That is the conclusion of a study analysing the results of research by five leading anti-virus testing laboratories from security firm GFI which reveals various (we'd say minor) shortcomings in popular AV products, writes John Leyden.
GFI looked at results on tests on AV tools from Trend Micro, Symantec (Norton), McAfee, Norman, and Softwin by five impartial anti-virus testing laboratories (ICSA Labs, West Coast Labs, Virus Bulletin, AV-Test.org, and Virus TestCenter). In GFI's analysis, particular attention was paid to overall virus detection rates, the ability of AV tools to scan through compressed and embedded files, and their coverage of non-virus malware.
Each product showed strengths in different areas, GFI concluded, so combining the capabilities of two or more products would let organisations make up for deficiencies in any single product.
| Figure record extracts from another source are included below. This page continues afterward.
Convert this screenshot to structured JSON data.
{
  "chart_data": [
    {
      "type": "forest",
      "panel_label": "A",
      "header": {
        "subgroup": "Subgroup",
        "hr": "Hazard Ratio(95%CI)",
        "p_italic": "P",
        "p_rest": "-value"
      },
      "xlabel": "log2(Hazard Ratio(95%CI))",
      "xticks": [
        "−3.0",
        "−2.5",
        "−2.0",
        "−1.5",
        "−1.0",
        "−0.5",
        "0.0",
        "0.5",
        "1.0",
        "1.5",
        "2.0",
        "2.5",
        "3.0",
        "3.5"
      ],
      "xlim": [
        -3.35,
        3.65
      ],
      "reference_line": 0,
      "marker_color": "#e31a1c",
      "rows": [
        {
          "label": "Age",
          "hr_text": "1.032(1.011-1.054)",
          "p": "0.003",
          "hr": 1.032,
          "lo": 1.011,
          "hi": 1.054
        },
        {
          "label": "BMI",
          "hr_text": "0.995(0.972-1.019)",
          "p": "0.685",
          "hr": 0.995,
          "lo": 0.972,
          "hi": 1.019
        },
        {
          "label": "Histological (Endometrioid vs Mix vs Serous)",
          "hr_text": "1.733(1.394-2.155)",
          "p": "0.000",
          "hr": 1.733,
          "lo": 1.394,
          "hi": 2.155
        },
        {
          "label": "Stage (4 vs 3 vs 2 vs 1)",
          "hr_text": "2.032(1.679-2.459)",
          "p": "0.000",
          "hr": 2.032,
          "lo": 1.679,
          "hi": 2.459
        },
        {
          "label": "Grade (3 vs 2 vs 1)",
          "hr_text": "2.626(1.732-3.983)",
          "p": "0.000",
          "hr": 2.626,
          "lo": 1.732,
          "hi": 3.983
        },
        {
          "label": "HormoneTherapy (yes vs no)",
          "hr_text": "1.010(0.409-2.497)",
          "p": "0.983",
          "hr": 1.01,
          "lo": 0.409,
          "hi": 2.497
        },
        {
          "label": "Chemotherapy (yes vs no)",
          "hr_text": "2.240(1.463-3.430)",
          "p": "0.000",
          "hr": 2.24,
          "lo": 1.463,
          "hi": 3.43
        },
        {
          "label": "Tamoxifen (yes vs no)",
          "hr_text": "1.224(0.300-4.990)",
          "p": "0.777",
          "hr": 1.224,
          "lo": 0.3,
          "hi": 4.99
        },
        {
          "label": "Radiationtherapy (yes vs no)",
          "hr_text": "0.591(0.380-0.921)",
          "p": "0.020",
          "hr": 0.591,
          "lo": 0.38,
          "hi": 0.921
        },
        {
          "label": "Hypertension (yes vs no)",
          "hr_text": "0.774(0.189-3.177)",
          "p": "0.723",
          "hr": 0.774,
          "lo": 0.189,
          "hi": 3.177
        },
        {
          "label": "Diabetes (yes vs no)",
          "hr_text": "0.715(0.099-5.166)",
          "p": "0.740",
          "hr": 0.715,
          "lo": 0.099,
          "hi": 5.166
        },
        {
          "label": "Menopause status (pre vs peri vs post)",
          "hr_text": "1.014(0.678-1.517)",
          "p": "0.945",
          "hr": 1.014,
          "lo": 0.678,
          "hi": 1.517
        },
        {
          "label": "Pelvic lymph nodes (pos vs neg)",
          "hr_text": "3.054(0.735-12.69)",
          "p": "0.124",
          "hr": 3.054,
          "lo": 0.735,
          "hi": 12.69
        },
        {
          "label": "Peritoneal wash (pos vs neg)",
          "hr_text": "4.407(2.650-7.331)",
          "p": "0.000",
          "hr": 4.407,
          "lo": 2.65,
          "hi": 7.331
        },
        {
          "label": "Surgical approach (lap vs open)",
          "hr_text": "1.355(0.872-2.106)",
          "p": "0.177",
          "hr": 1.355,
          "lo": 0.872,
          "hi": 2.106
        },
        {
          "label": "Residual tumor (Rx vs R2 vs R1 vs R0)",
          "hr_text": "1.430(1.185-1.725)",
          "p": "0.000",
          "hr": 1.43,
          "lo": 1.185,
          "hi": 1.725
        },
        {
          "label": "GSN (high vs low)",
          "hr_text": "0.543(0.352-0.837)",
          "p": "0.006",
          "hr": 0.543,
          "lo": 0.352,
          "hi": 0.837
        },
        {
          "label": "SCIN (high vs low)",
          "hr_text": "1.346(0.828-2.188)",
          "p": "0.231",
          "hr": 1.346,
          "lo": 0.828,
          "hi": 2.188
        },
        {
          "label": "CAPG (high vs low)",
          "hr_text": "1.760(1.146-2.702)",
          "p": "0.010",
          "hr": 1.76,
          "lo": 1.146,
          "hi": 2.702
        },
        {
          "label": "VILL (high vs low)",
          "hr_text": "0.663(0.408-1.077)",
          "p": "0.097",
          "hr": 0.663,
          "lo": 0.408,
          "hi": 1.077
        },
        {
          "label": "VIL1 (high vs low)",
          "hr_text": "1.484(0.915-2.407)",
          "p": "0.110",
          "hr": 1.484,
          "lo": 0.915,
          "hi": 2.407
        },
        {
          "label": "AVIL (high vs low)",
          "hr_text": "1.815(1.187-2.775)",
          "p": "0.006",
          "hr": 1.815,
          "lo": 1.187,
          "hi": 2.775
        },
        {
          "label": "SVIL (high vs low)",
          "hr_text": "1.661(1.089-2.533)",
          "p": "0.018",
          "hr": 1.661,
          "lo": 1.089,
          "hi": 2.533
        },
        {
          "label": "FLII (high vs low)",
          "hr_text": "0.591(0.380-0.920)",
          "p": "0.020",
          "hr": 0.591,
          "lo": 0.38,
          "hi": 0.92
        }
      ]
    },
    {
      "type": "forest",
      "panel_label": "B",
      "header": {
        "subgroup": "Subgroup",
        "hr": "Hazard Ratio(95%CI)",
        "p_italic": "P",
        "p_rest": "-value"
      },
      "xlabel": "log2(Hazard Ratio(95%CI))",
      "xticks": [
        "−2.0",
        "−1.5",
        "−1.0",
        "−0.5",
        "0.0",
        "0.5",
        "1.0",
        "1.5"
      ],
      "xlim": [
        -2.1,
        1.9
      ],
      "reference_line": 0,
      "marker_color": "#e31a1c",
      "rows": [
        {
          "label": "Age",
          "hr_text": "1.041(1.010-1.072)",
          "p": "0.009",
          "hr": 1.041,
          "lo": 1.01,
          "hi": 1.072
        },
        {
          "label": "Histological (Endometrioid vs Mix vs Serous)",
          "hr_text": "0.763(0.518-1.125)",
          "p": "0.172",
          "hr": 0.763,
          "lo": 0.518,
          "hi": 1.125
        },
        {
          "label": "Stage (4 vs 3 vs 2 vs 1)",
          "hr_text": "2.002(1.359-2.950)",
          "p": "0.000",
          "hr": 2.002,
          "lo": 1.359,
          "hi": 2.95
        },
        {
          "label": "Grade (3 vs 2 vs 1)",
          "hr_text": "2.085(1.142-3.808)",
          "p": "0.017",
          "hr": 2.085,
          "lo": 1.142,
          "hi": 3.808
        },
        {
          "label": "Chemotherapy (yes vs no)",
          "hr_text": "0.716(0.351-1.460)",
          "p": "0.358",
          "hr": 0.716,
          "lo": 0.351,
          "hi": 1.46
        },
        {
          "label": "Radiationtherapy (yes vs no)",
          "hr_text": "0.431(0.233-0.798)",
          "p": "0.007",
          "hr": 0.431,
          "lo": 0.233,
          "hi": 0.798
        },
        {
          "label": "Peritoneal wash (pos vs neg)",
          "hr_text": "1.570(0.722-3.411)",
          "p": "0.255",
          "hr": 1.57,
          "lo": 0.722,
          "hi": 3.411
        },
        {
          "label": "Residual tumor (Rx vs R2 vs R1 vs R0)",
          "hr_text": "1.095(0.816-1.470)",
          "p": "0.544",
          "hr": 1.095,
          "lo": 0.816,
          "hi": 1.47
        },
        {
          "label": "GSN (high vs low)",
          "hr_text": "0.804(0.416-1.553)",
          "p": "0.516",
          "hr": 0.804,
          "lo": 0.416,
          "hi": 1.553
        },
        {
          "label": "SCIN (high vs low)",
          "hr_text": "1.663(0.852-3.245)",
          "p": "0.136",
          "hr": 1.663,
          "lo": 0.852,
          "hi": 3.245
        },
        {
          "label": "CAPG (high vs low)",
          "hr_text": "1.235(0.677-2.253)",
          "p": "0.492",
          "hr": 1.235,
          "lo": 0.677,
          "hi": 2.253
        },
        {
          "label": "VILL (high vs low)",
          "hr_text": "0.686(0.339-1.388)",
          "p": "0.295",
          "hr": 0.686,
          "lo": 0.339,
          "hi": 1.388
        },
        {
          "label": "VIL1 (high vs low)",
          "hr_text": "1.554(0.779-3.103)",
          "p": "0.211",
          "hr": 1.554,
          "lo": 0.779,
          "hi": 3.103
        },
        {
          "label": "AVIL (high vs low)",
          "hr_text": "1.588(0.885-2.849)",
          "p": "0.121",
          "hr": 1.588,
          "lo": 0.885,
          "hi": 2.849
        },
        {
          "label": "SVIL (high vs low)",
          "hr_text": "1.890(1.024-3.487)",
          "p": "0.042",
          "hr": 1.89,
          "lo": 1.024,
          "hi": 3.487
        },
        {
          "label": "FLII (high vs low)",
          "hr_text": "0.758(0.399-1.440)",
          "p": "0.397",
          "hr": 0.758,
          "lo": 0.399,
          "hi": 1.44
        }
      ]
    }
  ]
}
Of course, this reasoning applies only if the products lack similar shortcomings and the firm's conclusion fails to take into account that the most pressing problem for most companies; dealing with either newly-created fast-spreading worms (like Nimda) or the steady trickle of old favourites, like SirCam and Klez. In the case of the former, best practice is moving towards filtering out suspicious e-mails at the gateway and/or employing heuristic detection/blocking at the ISP level.
For viruses like SirCam, all anti-virus software detects such bugs anyway and it becomes a problem of ensuring AV software is up to date. The reason viruses like Klez continue to spread is largely due to a complete absence of protection by consumers (mainly) rather than deficiencies in AV software as such.
That's not to knock GFI's study completely -- it does show up shortcomings in the ability of anti-virus tools to look within some uncommon file compression types for malware.
Using a battery of different scanning engines would be preferable but we question whether deploying products with single products with multiple scanning engines, such as GFI MailSecurity for Exchange/SMTP, is as important as the Maltese firm makes out. You can make up your own mind by reading GFI's White Paper on the company's Web site.